这些存在于 brain 仓库中,但不是知识目录:
- templates/——各类页面模板(结构性,非内容)
- attachments/——二进制附件(图片、PDF)。由编辑器管理,非智能体。
MECE Check
Every piece of knowledge should pass through the decision tree above and land in exactly one directory. If you find something that genuinely doesn’t fit any category, file it in inbox/ and flag it — that’s a signal the schema needs to evolve.
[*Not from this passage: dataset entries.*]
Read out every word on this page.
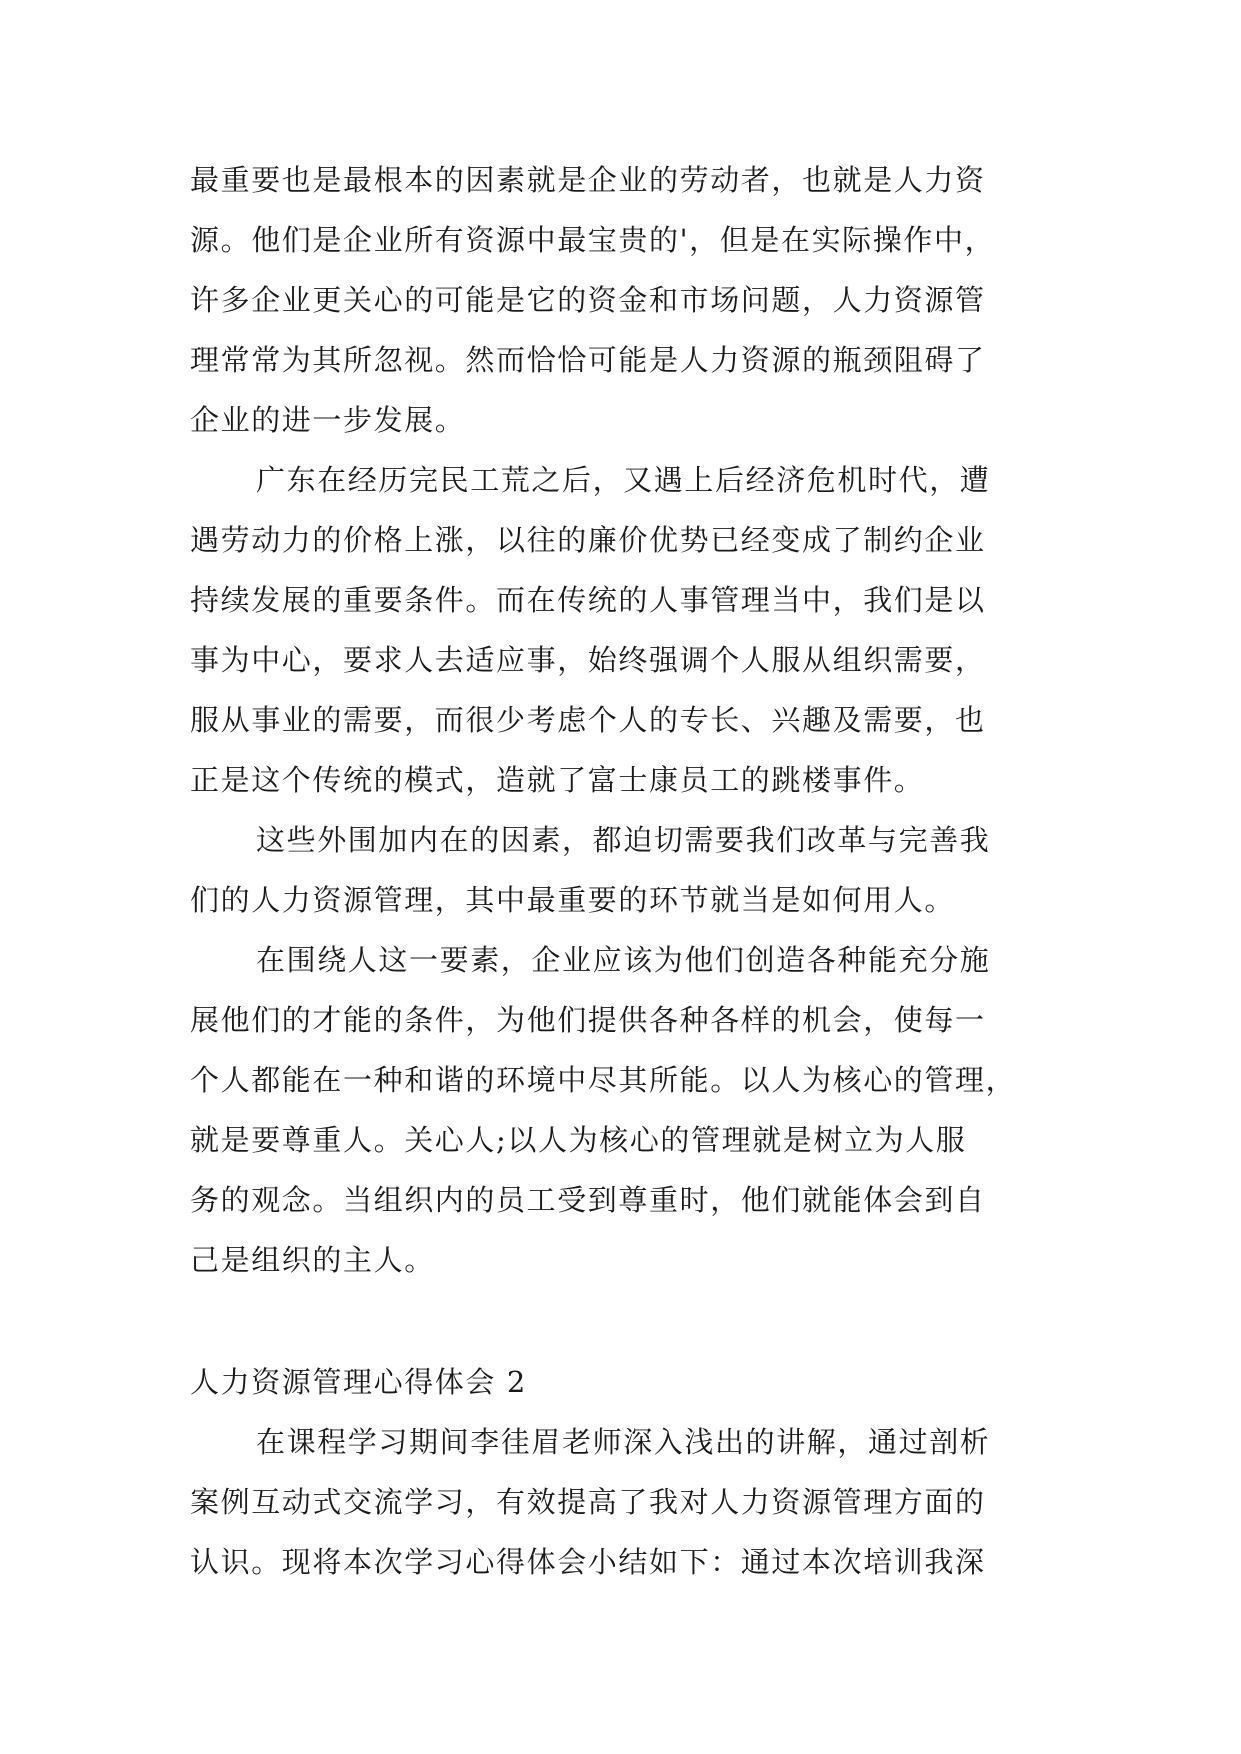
最重要也是最根本的因素就是企业的劳动者，也就是人力资
源。他们是企业所有资源中最宝贵的'，但是在实际操作中，
许多企业更关心的可能是它的资金和市场问题，人力资源管
理常常为其所忽视。然而恰恰可能是人力资源的瓶颈阻碍了
企业的进一步发展。
广东在经历完民工荒之后，又遇上后经济危机时代，遭
遇劳动力的价格上涨，以往的廉价优势已经变成了制约企业
持续发展的重要条件。而在传统的人事管理当中，我们是以
事为中心，要求人去适应事，始终强调个人服从组织需要，
服从事业的需要，而很少考虑个人的专长、兴趣及需要，也
正是这个传统的模式，造就了富士康员工的跳楼事件。
这些外围加内在的因素，都迫切需要我们改革与完善我
们的人力资源管理，其中最重要的环节就当是如何用人。
在围绕人这一要素，企业应该为他们创造各种能充分施
展他们的才能的条件，为他们提供各种各样的机会，使每一
个人都能在一种和谐的环境中尽其所能。以人为核心的管理，
就是要尊重人。关心人;以人为核心的管理就是树立为人服
务的观念。当组织内的员工受到尊重时，他们就能体会到自
己是组织的主人。
人力资源管理心得体会 2
在课程学习期间李徍眉老师深入浅出的讲解，通过剖析
案例互动式交流学习，有效提高了我对人力资源管理方面的
认识。现将本次学习心得体会小结如下：通过本次培训我深
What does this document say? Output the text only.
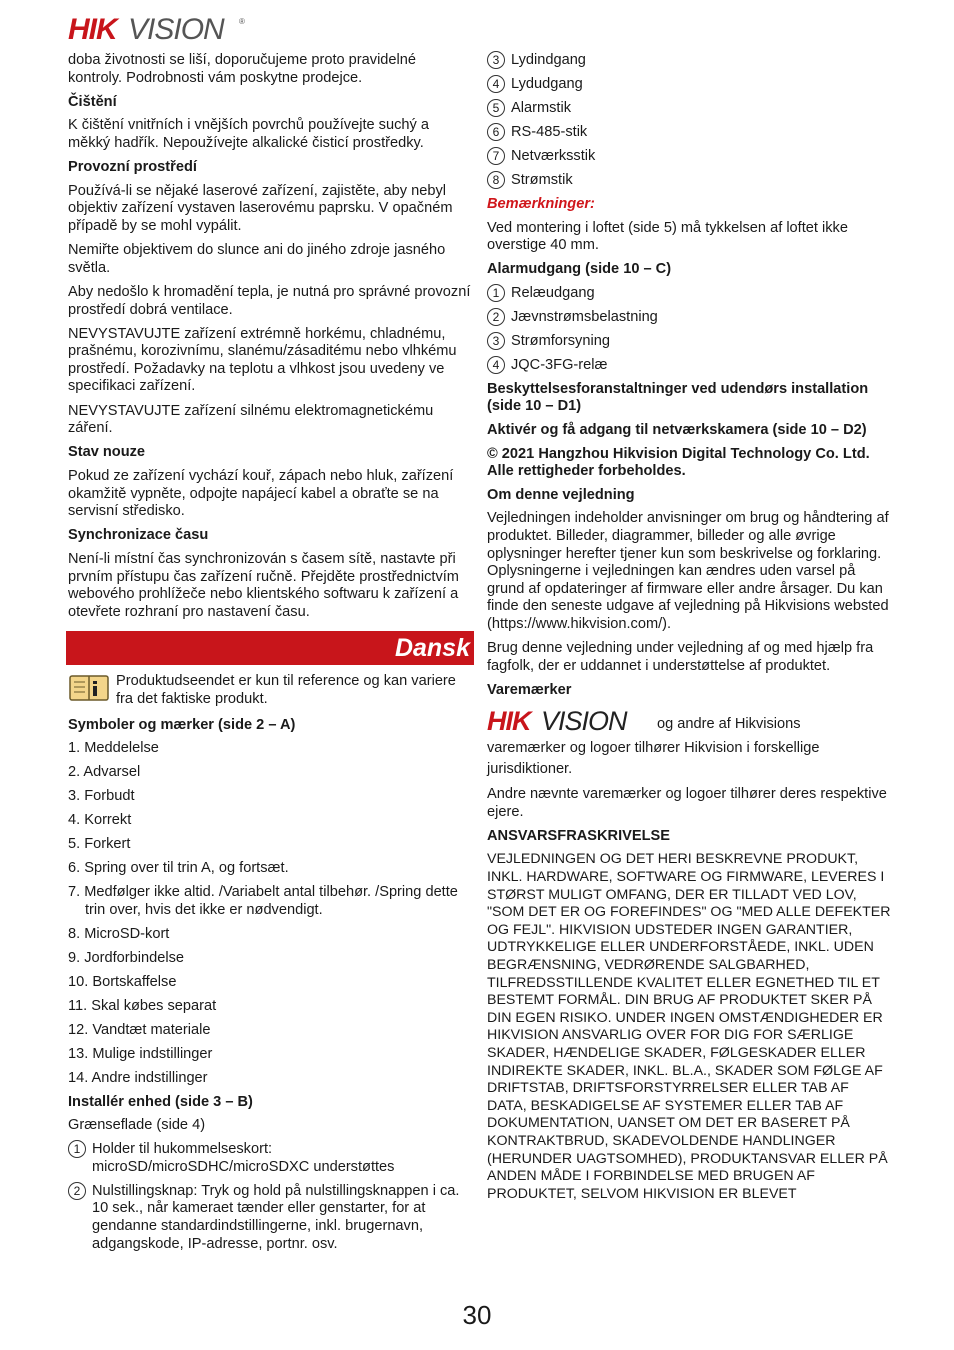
HIK VISION ®

doba životnosti se liší, doporučujeme proto pravidelné kontroly. Podrobnosti vám poskytne prodejce.

Čištění

K čištění vnitřních i vnějších povrchů používejte suchý a měkký hadřík. Nepoužívejte alkalické čisticí prostředky.

Provozní prostředí

Používá-li se nějaké laserové zařízení, zajistěte, aby nebyl objektiv zařízení vystaven laserovému paprsku. V opačném případě by se mohl vypálit.

Nemiřte objektivem do slunce ani do jiného zdroje jasného světla.

Aby nedošlo k hromadění tepla, je nutná pro správné provozní prostředí dobrá ventilace.

NEVYSTAVUJTE zařízení extrémně horkému, chladnému, prašnému, korozivnímu, slanému/zásaditému nebo vlhkému prostředí. Požadavky na teplotu a vlhkost jsou uvedeny ve specifikaci zařízení.

NEVYSTAVUJTE zařízení silnému elektromagnetickému záření.

Stav nouze

Pokud ze zařízení vychází kouř, zápach nebo hluk, zařízení okamžitě vypněte, odpojte napájecí kabel a obraťte se na servisní středisko.

Synchronizace času

Není-li místní čas synchronizován s časem sítě, nastavte při prvním přístupu čas zařízení ručně. Přejděte prostřednictvím webového prohlížeče nebo klientského softwaru k zařízení a otevřete rozhraní pro nastavení času.

Dansk
Produktudseendet er kun til reference og kan variere fra det faktiske produkt.

Symboler og mærker (side 2 – A)

1. Meddelelse

2. Advarsel

3. Forbudt

4. Korrekt

5. Forkert

6. Spring over til trin A, og fortsæt.

7. Medfølger ikke altid. /Variabelt antal tilbehør. /Spring dette trin over, hvis det ikke er nødvendigt.

8. MicroSD-kort

9. Jordforbindelse

10. Bortskaffelse

11. Skal købes separat

12. Vandtæt materiale

13. Mulige indstillinger

14. Andre indstillinger

Installér enhed (side 3 – B)

Grænseflade (side 4)

1 Holder til hukommelseskort: microSD/microSDHC/microSDXC understøttes
2 Nulstillingsknap: Tryk og hold på nulstillingsknappen i ca. 10 sek., når kameraet tænder eller genstarter, for at gendanne standardindstillingerne, inkl. brugernavn, adgangskode, IP-adresse, portnr. osv.
3 Lydindgang
4 Lydudgang
5 Alarmstik
6 RS-485-stik
7 Netværksstik
8 Strømstik

Bemærkninger:

Ved montering i loftet (side 5) må tykkelsen af loftet ikke overstige 40 mm.

Alarmudgang (side 10 – C)

1 Relæudgang
2 Jævnstrømsbelastning
3 Strømforsyning
4 JQC-3FG-relæ

Beskyttelsesforanstaltninger ved udendørs installation (side 10 – D1)

Aktivér og få adgang til netværkskamera (side 10 – D2)

© 2021 Hangzhou Hikvision Digital Technology Co. Ltd. Alle rettigheder forbeholdes.

Om denne vejledning

Vejledningen indeholder anvisninger om brug og håndtering af produktet. Billeder, diagrammer, billeder og alle øvrige oplysninger herefter tjener kun som beskrivelse og forklaring. Oplysningerne i vejledningen kan ændres uden varsel på grund af opdateringer af firmware eller andre årsager. Du kan finde den seneste udgave af vejledning på Hikvisions websted (https://www.hikvision.com/).

Brug denne vejledning under vejledning af og med hjælp fra fagfolk, der er uddannet i understøttelse af produktet.

Varemærker

HIK VISION og andre af Hikvisions

varemærker og logoer tilhører Hikvision i forskellige jurisdiktioner.

Andre nævnte varemærker og logoer tilhører deres respektive ejere.

ANSVARSFRASKRIVELSE

VEJLEDNINGEN OG DET HERI BESKREVNE PRODUKT, INKL. HARDWARE, SOFTWARE OG FIRMWARE, LEVERES I STØRST MULIGT OMFANG, DER ER TILLADT VED LOV, "SOM DET ER OG FOREFINDES" OG "MED ALLE DEFEKTER OG FEJL". HIKVISION UDSTEDER INGEN GARANTIER, UDTRYKKELIGE ELLER UNDERFORSTÅEDE, INKL. UDEN BEGRÆNSNING, VEDRØRENDE SALGBARHED, TILFREDSSTILLENDE KVALITET ELLER EGNETHED TIL ET BESTEMT FORMÅL. DIN BRUG AF PRODUKTET SKER PÅ DIN EGEN RISIKO. UNDER INGEN OMSTÆNDIGHEDER ER HIKVISION ANSVARLIG OVER FOR DIG FOR SÆRLIGE SKADER, HÆNDELIGE SKADER, FØLGESKADER ELLER INDIREKTE SKADER, INKL. BL.A., SKADER SOM FØLGE AF DRIFTSTAB, DRIFTSFORSTYRRELSER ELLER TAB AF DATA, BESKADIGELSE AF SYSTEMER ELLER TAB AF DOKUMENTATION, UANSET OM DET ER BASERET PÅ KONTRAKTBRUD, SKADEVOLDENDE HANDLINGER (HERUNDER UAGTSOMHED), PRODUKTANSVAR ELLER PÅ ANDEN MÅDE I FORBINDELSE MED BRUGEN AF PRODUKTET, SELVOM HIKVISION ER BLEVET

30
每条知识应经上述决策树落在唯一目录。若发现真正无法归类的内容,归档到 inbox/ 并标记——这是模式需要演进的信号。
Getting started
- Create the directory structure above (or let your agent create it)
- Write a
RESOLVER.mddecision tree and aREADME.mdresolver for each directory - Write a
schema.mdwith your page conventions and templates - Add the brain rules to your agent’s config (AGENTS.md or equivalent) as hard rules
- Start with one meeting transcript or one person you want to track
- Let the agent build the first few pages, review them, and iterate on the schema
- Wire up your meeting tool to trigger ingestion
- Wire up enrichment to fire on every new person/company signal
- The brain compounds from there
The human’s job: curate sources, direct analysis, ask good questions, and think about what it all means. The agent’s job: everything else.
- 按上文创建目录结构(或让智能体创建)
- 编写
RESOLVER.md决策树及每个目录的README.md解析器 - 编写含页面约定与模板的
schema.md - 将 brain 规则以硬规则加入智能体配置(AGENTS.md 或同等文件)
- 从一场会议转录或一个你想跟踪的人开始
- 让智能体构建前几页,你审阅并迭代 schema
- 将会议工具接线以触发摄取
- 将富化接线为每条新人物/公司信号触发
- Brain 由此复利
人的工作:策展来源、引导分析、提出好问题、思考这一切意味着什么。智能体的工作:其余一切。